The house is in shambles. I ping pong from one project to the next, dropping whatever I am doing as soon as I notice a potentially more pressing task sitting across the room. Nothing is done. Everything is everywhere.

We are moving. Again.

It’s a happy move. It’s an impulsive move.

A move undertaken due to good luck rather than bad. We will finally have two bedrooms to welcome our friends and family from around the globe into our corner of Rome.

The boxes and suitcases, and mishmash of nicknacks, was another trigger for my reminiscent trip to Pietrasanta. The temporary chaos in the apartment makes me want to escape to a more tranquil setting.

For me, that means a Tuscan villa.

The villa I’m picturing is located a few minutes drive or bike ride away from both Pietrasanta and the beaches of Versilia.
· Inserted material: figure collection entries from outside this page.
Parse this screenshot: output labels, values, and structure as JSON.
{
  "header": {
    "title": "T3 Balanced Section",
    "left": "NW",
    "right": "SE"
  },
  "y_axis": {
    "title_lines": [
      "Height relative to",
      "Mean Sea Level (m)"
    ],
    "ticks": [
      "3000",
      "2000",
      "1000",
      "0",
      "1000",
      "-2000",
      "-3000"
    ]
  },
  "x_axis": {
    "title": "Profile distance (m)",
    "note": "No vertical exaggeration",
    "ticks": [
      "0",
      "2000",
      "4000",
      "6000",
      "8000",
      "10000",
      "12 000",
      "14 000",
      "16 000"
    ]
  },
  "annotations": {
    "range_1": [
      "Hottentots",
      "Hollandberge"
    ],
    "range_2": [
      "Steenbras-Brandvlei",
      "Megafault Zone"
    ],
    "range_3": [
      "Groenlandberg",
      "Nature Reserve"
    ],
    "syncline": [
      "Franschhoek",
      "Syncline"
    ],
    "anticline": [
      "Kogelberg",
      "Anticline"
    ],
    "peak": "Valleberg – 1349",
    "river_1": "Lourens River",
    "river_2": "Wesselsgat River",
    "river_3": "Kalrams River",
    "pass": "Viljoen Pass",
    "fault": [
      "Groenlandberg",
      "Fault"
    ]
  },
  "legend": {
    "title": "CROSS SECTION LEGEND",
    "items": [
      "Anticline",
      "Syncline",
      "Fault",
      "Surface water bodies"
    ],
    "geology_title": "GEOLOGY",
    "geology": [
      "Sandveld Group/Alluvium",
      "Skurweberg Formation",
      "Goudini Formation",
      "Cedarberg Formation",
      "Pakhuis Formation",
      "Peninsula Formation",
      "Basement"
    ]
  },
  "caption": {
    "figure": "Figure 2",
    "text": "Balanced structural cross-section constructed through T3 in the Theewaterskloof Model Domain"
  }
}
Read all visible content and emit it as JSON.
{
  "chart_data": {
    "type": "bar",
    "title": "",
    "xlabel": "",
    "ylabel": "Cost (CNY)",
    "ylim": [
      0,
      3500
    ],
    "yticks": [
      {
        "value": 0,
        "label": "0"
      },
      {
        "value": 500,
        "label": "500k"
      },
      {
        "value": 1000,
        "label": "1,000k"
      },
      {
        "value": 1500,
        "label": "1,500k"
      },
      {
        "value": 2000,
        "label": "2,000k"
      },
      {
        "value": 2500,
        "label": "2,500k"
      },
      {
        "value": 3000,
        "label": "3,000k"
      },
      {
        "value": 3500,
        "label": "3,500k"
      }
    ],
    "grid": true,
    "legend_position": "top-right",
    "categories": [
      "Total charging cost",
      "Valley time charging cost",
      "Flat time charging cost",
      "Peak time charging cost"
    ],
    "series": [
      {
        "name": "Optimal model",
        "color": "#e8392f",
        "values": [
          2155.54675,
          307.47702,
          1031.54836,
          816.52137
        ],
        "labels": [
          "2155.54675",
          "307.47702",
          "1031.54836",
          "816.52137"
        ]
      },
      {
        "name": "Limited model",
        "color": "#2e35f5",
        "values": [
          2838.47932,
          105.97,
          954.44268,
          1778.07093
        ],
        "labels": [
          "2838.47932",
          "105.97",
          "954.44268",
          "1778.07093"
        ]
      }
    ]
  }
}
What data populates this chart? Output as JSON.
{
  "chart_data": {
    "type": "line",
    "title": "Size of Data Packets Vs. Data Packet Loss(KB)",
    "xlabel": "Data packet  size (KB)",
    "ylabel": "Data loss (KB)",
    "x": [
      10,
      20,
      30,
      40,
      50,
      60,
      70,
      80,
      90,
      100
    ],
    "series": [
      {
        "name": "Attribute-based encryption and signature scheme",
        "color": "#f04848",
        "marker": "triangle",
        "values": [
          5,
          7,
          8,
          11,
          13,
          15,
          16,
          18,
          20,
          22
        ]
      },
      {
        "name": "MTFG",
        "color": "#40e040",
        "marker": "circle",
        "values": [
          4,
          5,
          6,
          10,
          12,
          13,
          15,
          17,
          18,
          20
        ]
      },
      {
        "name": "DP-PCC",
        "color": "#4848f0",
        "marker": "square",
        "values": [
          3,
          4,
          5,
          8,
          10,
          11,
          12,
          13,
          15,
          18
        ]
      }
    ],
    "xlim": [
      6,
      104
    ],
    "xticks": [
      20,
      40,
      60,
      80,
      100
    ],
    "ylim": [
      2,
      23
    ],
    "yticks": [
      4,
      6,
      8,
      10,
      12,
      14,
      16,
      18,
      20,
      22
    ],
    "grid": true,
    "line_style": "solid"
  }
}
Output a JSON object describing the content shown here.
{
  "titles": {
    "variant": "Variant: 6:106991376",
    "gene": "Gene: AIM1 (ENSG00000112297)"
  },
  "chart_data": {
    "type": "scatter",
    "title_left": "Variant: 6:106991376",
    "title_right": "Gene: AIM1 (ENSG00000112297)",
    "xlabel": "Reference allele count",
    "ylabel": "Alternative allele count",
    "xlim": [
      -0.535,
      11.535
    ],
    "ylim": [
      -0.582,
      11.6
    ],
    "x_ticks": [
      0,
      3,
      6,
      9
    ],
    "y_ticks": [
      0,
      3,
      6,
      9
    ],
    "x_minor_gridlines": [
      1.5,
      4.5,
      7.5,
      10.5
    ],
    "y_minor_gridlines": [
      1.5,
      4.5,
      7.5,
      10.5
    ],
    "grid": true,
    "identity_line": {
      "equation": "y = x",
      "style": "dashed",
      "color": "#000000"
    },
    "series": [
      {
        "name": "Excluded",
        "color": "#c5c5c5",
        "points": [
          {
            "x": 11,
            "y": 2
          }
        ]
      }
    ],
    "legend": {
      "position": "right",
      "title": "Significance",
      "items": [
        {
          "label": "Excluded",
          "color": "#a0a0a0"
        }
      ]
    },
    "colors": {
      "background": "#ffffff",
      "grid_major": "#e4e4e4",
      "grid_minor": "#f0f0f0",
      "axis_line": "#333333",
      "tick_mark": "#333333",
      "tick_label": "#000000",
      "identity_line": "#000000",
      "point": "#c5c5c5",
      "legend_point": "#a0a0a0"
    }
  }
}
Full of light, the villa sits in the tiny village of Valdicastello.

Close to the chic action of Pietrasanta, the house itself is on a quiet street with the view of the mountains.

My favorite thing about the house was to be the Secret Garden-style backyard.

With a pool, naturally. This villa doesn’t mess around.

To rent or for more information on the villa (called Sahira), you can contact the owners.

I’d trade just about anything to leave behind this half-packed house right about now and trade places for Tuscany.